Here the cross-examining attorney referred to on of the plaintiff’s books. “White Stains.”

     

“Is it a book of indescribable filth?”

     

“It is a serious study of the progress of a man to the abyss of madness, disease and death.”

     

“You have made a sonnet of unspeakable things, haven’t you?”

     

“Yes.”

     

He said only 100 copies of the book were made and handed to an expert on the subject in Vienna.

     

“Was that done because you feared prosecution if it was published here?”

     

“It was not. It was a refutation of the doctrine that sexual perverts have no sense of moral responsibility and should not be punished. I said they had and showed how they went from bad to worse.”

     

“Do you want your reputation to be wider?”

     

“I should like to be universally known as the greatest living poet.”

     

Then came the American chapter in his life. Before America came into the war, when Crowley was in the United States, he contributed to a magazine in Chicago.

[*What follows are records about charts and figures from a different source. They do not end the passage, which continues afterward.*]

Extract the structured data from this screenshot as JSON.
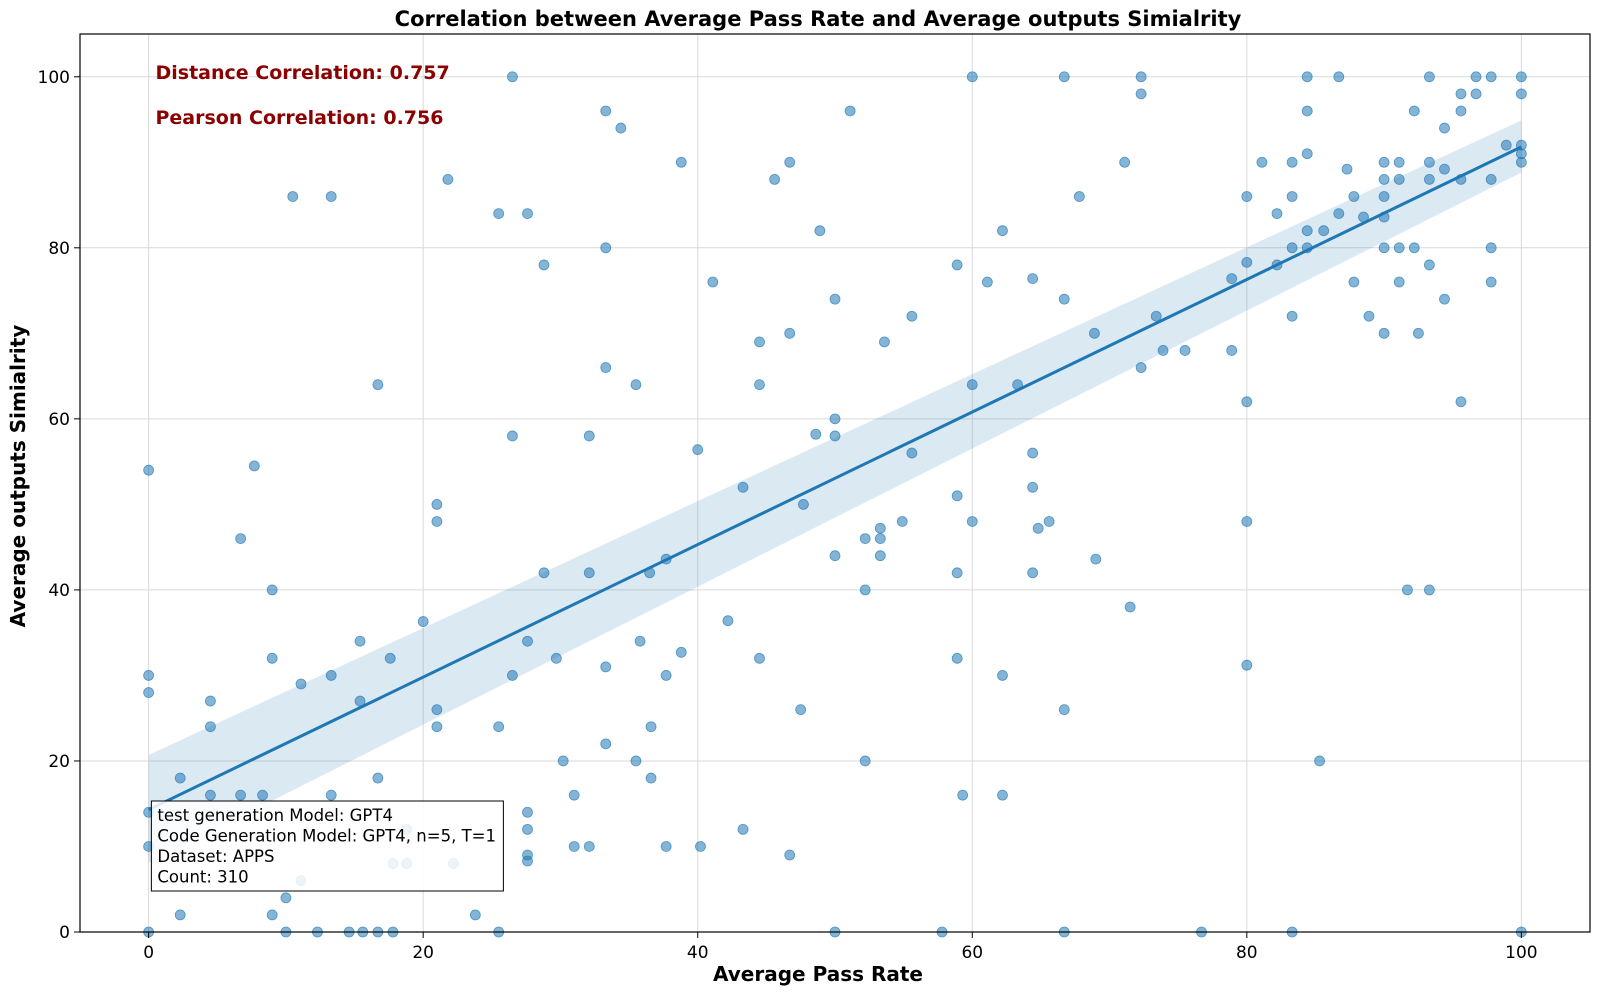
{
  "chart_data": {
    "type": "scatter",
    "title": "Correlation between Average Pass Rate and Average outputs Simialrity",
    "xlabel": "Average Pass Rate",
    "ylabel": "Average outputs Simialrity",
    "xlim": [
      -5,
      105
    ],
    "ylim": [
      0,
      105
    ],
    "xticks": [
      0,
      20,
      40,
      60,
      80,
      100
    ],
    "yticks": [
      0,
      20,
      40,
      60,
      80,
      100
    ],
    "grid": true,
    "colors": {
      "points": "#1f77b4",
      "regression_line": "#1f77b4",
      "confidence_band": "#1f77b4",
      "stats_text": "#8b0000",
      "grid": "#d9d9d9"
    },
    "stats": [
      "Distance Correlation: 0.757",
      "Pearson Correlation: 0.756"
    ],
    "info_box": [
      "test generation Model: GPT4",
      "Code Generation Model: GPT4, n=5, T=1",
      "Dataset: APPS",
      "Count: 310"
    ],
    "regression": {
      "x": [
        0,
        100
      ],
      "y": [
        14.3,
        91.8
      ],
      "ci_low_start": 8.1,
      "ci_high_start": 20.7,
      "ci_low_end": 88.8,
      "ci_high_end": 94.9
    },
    "points": [
      [
        0,
        54
      ],
      [
        0,
        30
      ],
      [
        0,
        28
      ],
      [
        0,
        10
      ],
      [
        0,
        0
      ],
      [
        0,
        14
      ],
      [
        2.3,
        18
      ],
      [
        2.3,
        2
      ],
      [
        4.5,
        27
      ],
      [
        4.5,
        24
      ],
      [
        4.5,
        16
      ],
      [
        6.7,
        46
      ],
      [
        6.7,
        16
      ],
      [
        7.7,
        54.5
      ],
      [
        8.3,
        16
      ],
      [
        9,
        40
      ],
      [
        9,
        32
      ],
      [
        9,
        2
      ],
      [
        10,
        4
      ],
      [
        10,
        0
      ],
      [
        10.5,
        86
      ],
      [
        11.1,
        29
      ],
      [
        11.1,
        6
      ],
      [
        12.3,
        0
      ],
      [
        13.3,
        86
      ],
      [
        13.3,
        30
      ],
      [
        13.3,
        16
      ],
      [
        14.6,
        0
      ],
      [
        15.4,
        34
      ],
      [
        15.4,
        27
      ],
      [
        15.6,
        0
      ],
      [
        16.7,
        64
      ],
      [
        16.7,
        18
      ],
      [
        16.7,
        0
      ],
      [
        17.6,
        32
      ],
      [
        17.8,
        0
      ],
      [
        17.8,
        8
      ],
      [
        18.8,
        8
      ],
      [
        18.8,
        12
      ],
      [
        20,
        36.3
      ],
      [
        21,
        50
      ],
      [
        21,
        48
      ],
      [
        21,
        26
      ],
      [
        21,
        24
      ],
      [
        21.8,
        88
      ],
      [
        22.2,
        8
      ],
      [
        23.8,
        2
      ],
      [
        25.5,
        84
      ],
      [
        25.5,
        24
      ],
      [
        25.5,
        0
      ],
      [
        26.5,
        100
      ],
      [
        26.5,
        58
      ],
      [
        26.5,
        30
      ],
      [
        27.6,
        84
      ],
      [
        27.6,
        34
      ],
      [
        27.6,
        14
      ],
      [
        27.6,
        12
      ],
      [
        27.6,
        9
      ],
      [
        27.6,
        8.3
      ],
      [
        28.8,
        78
      ],
      [
        28.8,
        42
      ],
      [
        30.2,
        20
      ],
      [
        29.7,
        32
      ],
      [
        31,
        16
      ],
      [
        31,
        10
      ],
      [
        32.1,
        58
      ],
      [
        32.1,
        42
      ],
      [
        32.1,
        10
      ],
      [
        33.3,
        96
      ],
      [
        33.3,
        80
      ],
      [
        33.3,
        66
      ],
      [
        33.3,
        31
      ],
      [
        33.3,
        22
      ],
      [
        34.4,
        94
      ],
      [
        35.5,
        64
      ],
      [
        35.5,
        20
      ],
      [
        35.8,
        34
      ],
      [
        36.5,
        42
      ],
      [
        36.6,
        24
      ],
      [
        36.6,
        18
      ],
      [
        37.7,
        43.6
      ],
      [
        37.7,
        30
      ],
      [
        37.7,
        10
      ],
      [
        38.8,
        90
      ],
      [
        38.8,
        32.7
      ],
      [
        40,
        56.4
      ],
      [
        40.2,
        10
      ],
      [
        41.1,
        76
      ],
      [
        42.2,
        36.4
      ],
      [
        43.3,
        52
      ],
      [
        43.3,
        12
      ],
      [
        44.5,
        69
      ],
      [
        44.5,
        64
      ],
      [
        44.5,
        32
      ],
      [
        45.6,
        88
      ],
      [
        46.7,
        90
      ],
      [
        46.7,
        70
      ],
      [
        46.7,
        9
      ],
      [
        47.5,
        26
      ],
      [
        47.7,
        50
      ],
      [
        48.6,
        58.2
      ],
      [
        48.9,
        82
      ],
      [
        50,
        74
      ],
      [
        50,
        60
      ],
      [
        50,
        58
      ],
      [
        50,
        44
      ],
      [
        50,
        0
      ],
      [
        51.1,
        96
      ],
      [
        52.2,
        46
      ],
      [
        52.2,
        40
      ],
      [
        52.2,
        20
      ],
      [
        53.3,
        47.2
      ],
      [
        53.3,
        46
      ],
      [
        53.3,
        44
      ],
      [
        53.6,
        69
      ],
      [
        54.9,
        48
      ],
      [
        55.6,
        72
      ],
      [
        55.6,
        56
      ],
      [
        57.8,
        0
      ],
      [
        58.9,
        78
      ],
      [
        58.9,
        51
      ],
      [
        58.9,
        42
      ],
      [
        58.9,
        32
      ],
      [
        59.3,
        16
      ],
      [
        60,
        100
      ],
      [
        60,
        64
      ],
      [
        60,
        48
      ],
      [
        61.1,
        76
      ],
      [
        62.2,
        82
      ],
      [
        62.2,
        30
      ],
      [
        62.2,
        16
      ],
      [
        63.3,
        64
      ],
      [
        64.4,
        76.4
      ],
      [
        64.4,
        56
      ],
      [
        64.4,
        52
      ],
      [
        64.4,
        42
      ],
      [
        64.8,
        47.2
      ],
      [
        65.6,
        48
      ],
      [
        66.7,
        100
      ],
      [
        66.7,
        74
      ],
      [
        66.7,
        26
      ],
      [
        66.7,
        0
      ],
      [
        67.8,
        86
      ],
      [
        68.9,
        70
      ],
      [
        69,
        43.6
      ],
      [
        71.1,
        90
      ],
      [
        71.5,
        38
      ],
      [
        72.3,
        100
      ],
      [
        72.3,
        98
      ],
      [
        72.3,
        66
      ],
      [
        73.4,
        72
      ],
      [
        73.9,
        68
      ],
      [
        75.5,
        68
      ],
      [
        76.7,
        0
      ],
      [
        78.9,
        76.4
      ],
      [
        78.9,
        68
      ],
      [
        80,
        86
      ],
      [
        80,
        78.3
      ],
      [
        80,
        62
      ],
      [
        80,
        48
      ],
      [
        80,
        31.2
      ],
      [
        81.1,
        90
      ],
      [
        82.2,
        84
      ],
      [
        82.2,
        78
      ],
      [
        83.3,
        90
      ],
      [
        83.3,
        86
      ],
      [
        83.3,
        80
      ],
      [
        83.3,
        72
      ],
      [
        83.3,
        0
      ],
      [
        84.4,
        100
      ],
      [
        84.4,
        96
      ],
      [
        84.4,
        91
      ],
      [
        84.4,
        82
      ],
      [
        84.4,
        80
      ],
      [
        85.3,
        20
      ],
      [
        85.6,
        82
      ],
      [
        86.7,
        100
      ],
      [
        86.7,
        84
      ],
      [
        87.3,
        89.2
      ],
      [
        87.8,
        86
      ],
      [
        87.8,
        76
      ],
      [
        88.5,
        83.6
      ],
      [
        88.9,
        72
      ],
      [
        90,
        90
      ],
      [
        90,
        88
      ],
      [
        90,
        86
      ],
      [
        90,
        83.6
      ],
      [
        90,
        80
      ],
      [
        90,
        70
      ],
      [
        91.1,
        90
      ],
      [
        91.1,
        88
      ],
      [
        91.1,
        80
      ],
      [
        91.1,
        76
      ],
      [
        91.7,
        40
      ],
      [
        92.2,
        96
      ],
      [
        92.2,
        80
      ],
      [
        92.5,
        70
      ],
      [
        93.3,
        100
      ],
      [
        93.3,
        90
      ],
      [
        93.3,
        88
      ],
      [
        93.3,
        78
      ],
      [
        93.3,
        40
      ],
      [
        94.4,
        94
      ],
      [
        94.4,
        89.2
      ],
      [
        94.4,
        74
      ],
      [
        95.6,
        98
      ],
      [
        95.6,
        96
      ],
      [
        95.6,
        88
      ],
      [
        95.6,
        62
      ],
      [
        96.7,
        100
      ],
      [
        96.7,
        98
      ],
      [
        97.8,
        100
      ],
      [
        97.8,
        88
      ],
      [
        97.8,
        80
      ],
      [
        97.8,
        76
      ],
      [
        98.9,
        92
      ],
      [
        100,
        100
      ],
      [
        100,
        98
      ],
      [
        100,
        92
      ],
      [
        100,
        91
      ],
      [
        100,
        90
      ],
      [
        100,
        0
      ]
    ]
  }
}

Counsel read from an article and asked:

     

“Did you write that against your own country?”

     

“I did, and I am proud of it.”

     

“Was it part of German propaganda in the United States?”

     

“Yes.”

     

He explained that what he wrote was done with the intention of turning that propaganda into rubbish and that the British agents knew what he was doing, and why.

     

The first witness for the defense was Miss Betty May Sedgewick, authoress of “Tiger Woman.” She described the occurrence there and insisted that a cat had been killed and that her husband had to drink a cup of blood. Attorney for the plaintiff asked her if every word of that was not pure fiction.

     

“No, every word of it is true.”

     

Following the close of her evidence, the jury intimated it had heard enough, and after the judge’s short declaration, returned its verdict in favor of the defendants.